LIVING NOW was inspired by the epic documentary survey of the American people made by Farm Security Administration (FSA) photographers during the 1930’s and 1940’s.

In 2002,the writer and historian, Michael Lesy, and the photographer, Jacqueline Hayden, created a course at Hampshire College in Amherst, Massachusetts that used the FSA as a model for a fresh survey of people and places in their region.

Hampshire College has been devoted to cross-disciplinary teaching and learning since it was founded. From the day the College opened its doors, it has attracted students who are creative mavericks, intellectuals, and social reformers. What better place, thought Lesy and Hayden, to teach writers to see, and  photographers to listen.

Students enrolled in Lesy and Hayden’s course were given a semester long assignment: Go out into the world, meet people, listen and learn from them. Turn everything you’ve learned into stories and photo sequences.

The “world” the students entered was the Connecticut River Valley. The Valley runs, north south, from Vermont to Connecticut. It has been a “gateway” and a “melting pot” for centuries. Anything and everything, anyone and everyone who lived and breathed in the Valley was a worthy subject for the students’ survey.

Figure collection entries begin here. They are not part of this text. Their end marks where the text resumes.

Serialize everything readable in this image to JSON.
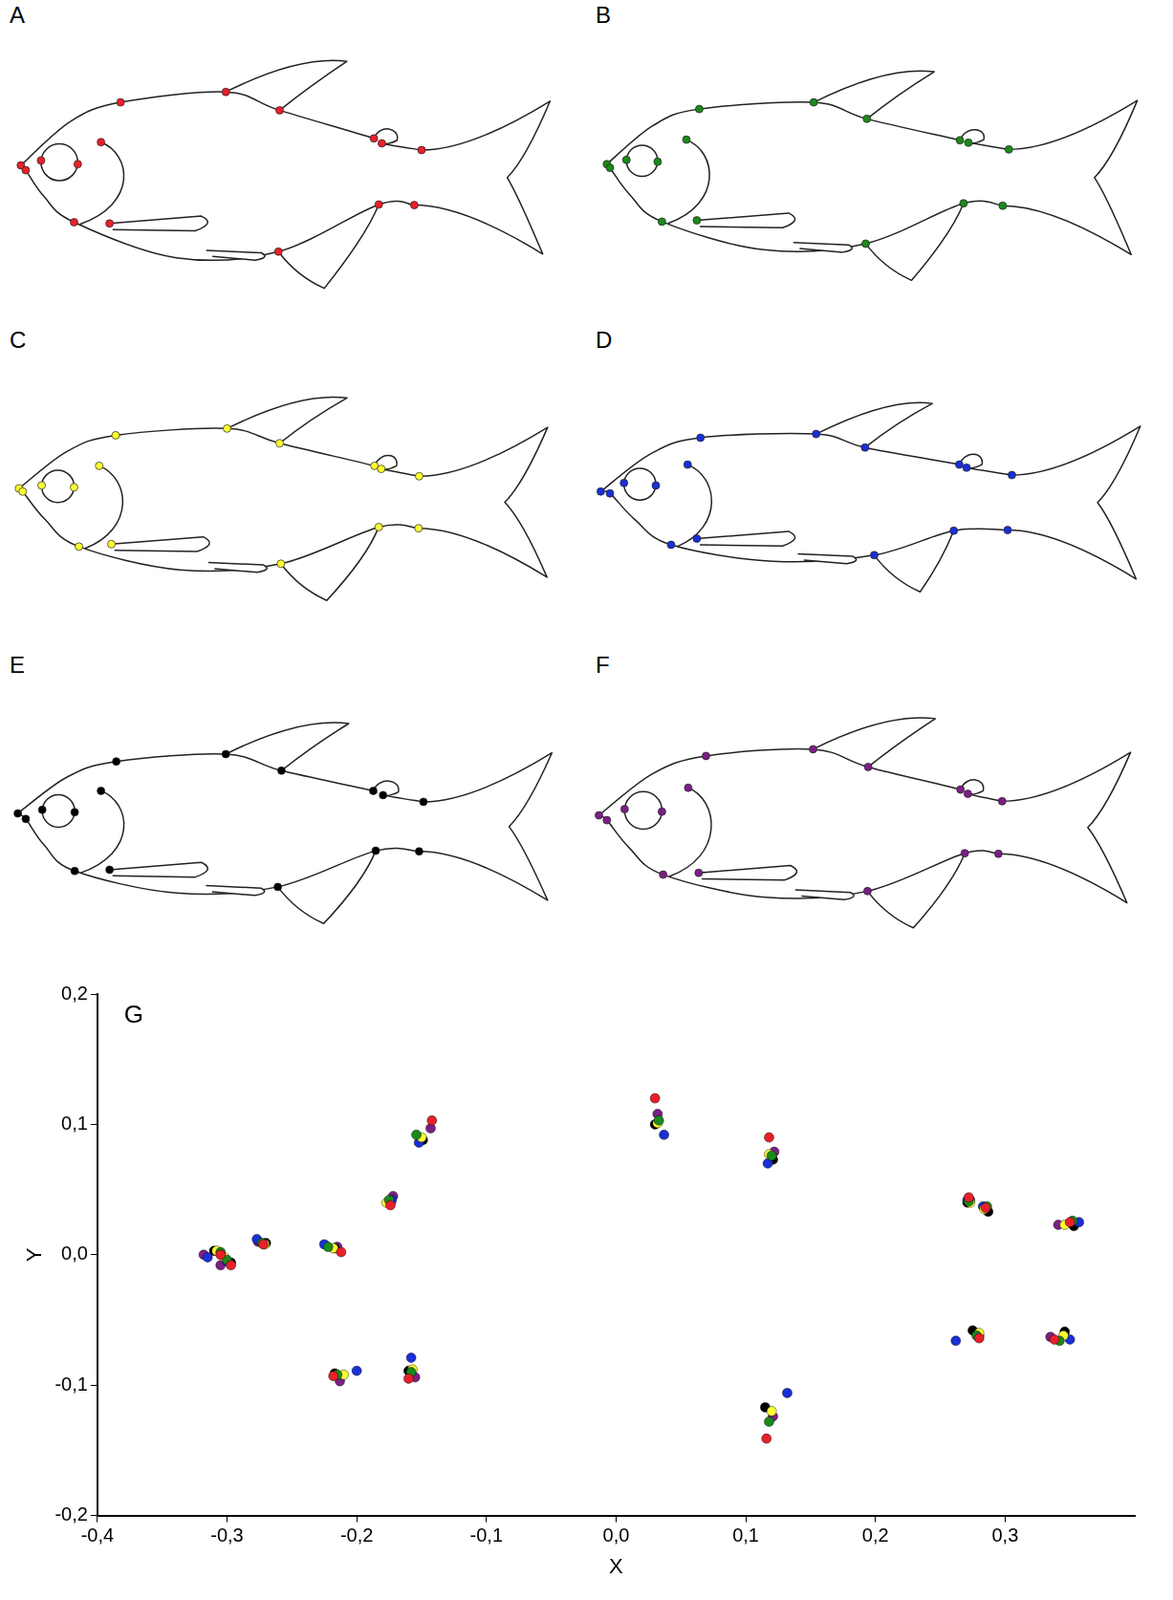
{
  "panels": {
    "labels": [
      "A",
      "B",
      "C",
      "D",
      "E",
      "F"
    ]
  },
  "chart_data": {
    "type": "scatter",
    "panel": "G",
    "x_label": "X",
    "y_label": "Y",
    "xlim": [
      -0.4,
      0.4
    ],
    "ylim": [
      -0.2,
      0.2
    ],
    "xticks": [
      {
        "value": -0.4,
        "label": "-0,4"
      },
      {
        "value": -0.3,
        "label": "-0,3"
      },
      {
        "value": -0.2,
        "label": "-0,2"
      },
      {
        "value": -0.1,
        "label": "-0,1"
      },
      {
        "value": 0,
        "label": "0,0"
      },
      {
        "value": 0.1,
        "label": "0,1"
      },
      {
        "value": 0.2,
        "label": "0,2"
      },
      {
        "value": 0.3,
        "label": "0,3"
      }
    ],
    "yticks": [
      {
        "value": -0.2,
        "label": "-0,2"
      },
      {
        "value": -0.1,
        "label": "-0,1"
      },
      {
        "value": 0,
        "label": "0,0"
      },
      {
        "value": 0.1,
        "label": "0,1"
      },
      {
        "value": 0.2,
        "label": "0,2"
      }
    ],
    "grid": false,
    "series": [
      {
        "color": "#e8202a",
        "marker": "circle",
        "x": [
          -0.305,
          -0.297,
          -0.272,
          -0.212,
          -0.174,
          -0.142,
          0.03,
          0.118,
          0.272,
          0.285,
          0.35,
          0.338,
          0.28,
          0.116,
          -0.16,
          -0.218
        ],
        "y": [
          0.0,
          -0.008,
          0.008,
          0.002,
          0.038,
          0.103,
          0.12,
          0.09,
          0.044,
          0.036,
          0.025,
          -0.065,
          -0.064,
          -0.141,
          -0.095,
          -0.093
        ]
      },
      {
        "color": "#1a8a1a",
        "marker": "circle",
        "x": [
          -0.305,
          -0.3,
          -0.273,
          -0.222,
          -0.175,
          -0.154,
          0.033,
          0.12,
          0.272,
          0.286,
          0.352,
          0.342,
          0.278,
          0.118,
          -0.158,
          -0.215
        ],
        "y": [
          0.002,
          -0.004,
          0.009,
          0.006,
          0.042,
          0.092,
          0.103,
          0.076,
          0.041,
          0.037,
          0.026,
          -0.066,
          -0.062,
          -0.128,
          -0.09,
          -0.092
        ]
      },
      {
        "color": "#ffff33",
        "marker": "circle",
        "x": [
          -0.308,
          -0.302,
          -0.271,
          -0.218,
          -0.177,
          -0.15,
          0.032,
          0.118,
          0.273,
          0.284,
          0.346,
          0.345,
          0.28,
          0.12,
          -0.157,
          -0.21
        ],
        "y": [
          0.003,
          -0.002,
          0.008,
          0.005,
          0.04,
          0.09,
          0.101,
          0.077,
          0.04,
          0.035,
          0.023,
          -0.062,
          -0.06,
          -0.12,
          -0.088,
          -0.092
        ]
      },
      {
        "color": "#1a2fd6",
        "marker": "circle",
        "x": [
          -0.315,
          -0.3,
          -0.277,
          -0.225,
          -0.173,
          -0.152,
          0.037,
          0.117,
          0.271,
          0.283,
          0.357,
          0.35,
          0.262,
          0.132,
          -0.158,
          -0.2
        ],
        "y": [
          -0.002,
          -0.005,
          0.012,
          0.008,
          0.042,
          0.086,
          0.092,
          0.07,
          0.042,
          0.037,
          0.025,
          -0.065,
          -0.066,
          -0.106,
          -0.079,
          -0.089
        ]
      },
      {
        "color": "#000000",
        "marker": "circle",
        "x": [
          -0.31,
          -0.297,
          -0.27,
          -0.217,
          -0.174,
          -0.149,
          0.03,
          0.121,
          0.271,
          0.287,
          0.353,
          0.346,
          0.275,
          0.115,
          -0.16,
          -0.217
        ],
        "y": [
          0.003,
          -0.006,
          0.009,
          0.005,
          0.04,
          0.088,
          0.1,
          0.073,
          0.04,
          0.033,
          0.022,
          -0.059,
          -0.058,
          -0.117,
          -0.089,
          -0.091
        ]
      },
      {
        "color": "#7b1f86",
        "marker": "circle",
        "x": [
          -0.318,
          -0.305,
          -0.276,
          -0.215,
          -0.172,
          -0.143,
          0.032,
          0.122,
          0.273,
          0.285,
          0.341,
          0.335,
          0.28,
          0.121,
          -0.155,
          -0.213
        ],
        "y": [
          0.0,
          -0.008,
          0.01,
          0.006,
          0.045,
          0.097,
          0.108,
          0.079,
          0.042,
          0.035,
          0.023,
          -0.063,
          -0.062,
          -0.124,
          -0.094,
          -0.097
        ]
      }
    ]
  }
}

The web site livingnow.hampshire.edu was created as a venue for the very best work made by the survey’s writers and photographers. Empathetic, articulate, and engaged work, work with an edge, work that asked more questions than it answered—this was the work that LIVING NOW began to publish on its site.

Local schools and colleges, community groups, and grass root organizations began to use LIVING NOW to promote discussion of their own work and their own goals.

As LIVING NOW’S writers and photographers graduated from Hampshire and moved beyond the school and the Valley that had been their home,LIVING NOW began to publish the work they made as they came into their own.

As successive groups of writers and photographers move out into the world, they send back dispatches, and LIVING NOW publishes them.

LIVING NOW has these goals:

First: We want to break the stereotypes that “above ground” media use to fill the empty space between ads and commercials. Electronic and print media call such empty space ”news’.

Second: We want to deliver what we publish to as broad and diverse an audience as possible. We intend the narratives we publish—stories and pictures—to be as pungeant, humbling, and maddening, as complex and contradictory, as the very lives of the people who let our writers and photographers portray them. We want what we publish to serve as a mirror for some—and as a window for others.

Third: We intend LIVING NOW to be a venue for the very best work of emerging nonfiction writers and documentary photographers. We are committed to the work of artists who are not only articulate and expressive, but who feel compelled, by their imaginations and their consciences, to make the art they make.

LIVING NOW has no interest in publishing work that embodies one party line or another. The ‘best work” we publish has a spark of life in it. It wakes people up. It allows us—all of us—to see strangers as friends, the distant as if it were near, the familiar as if it were strange.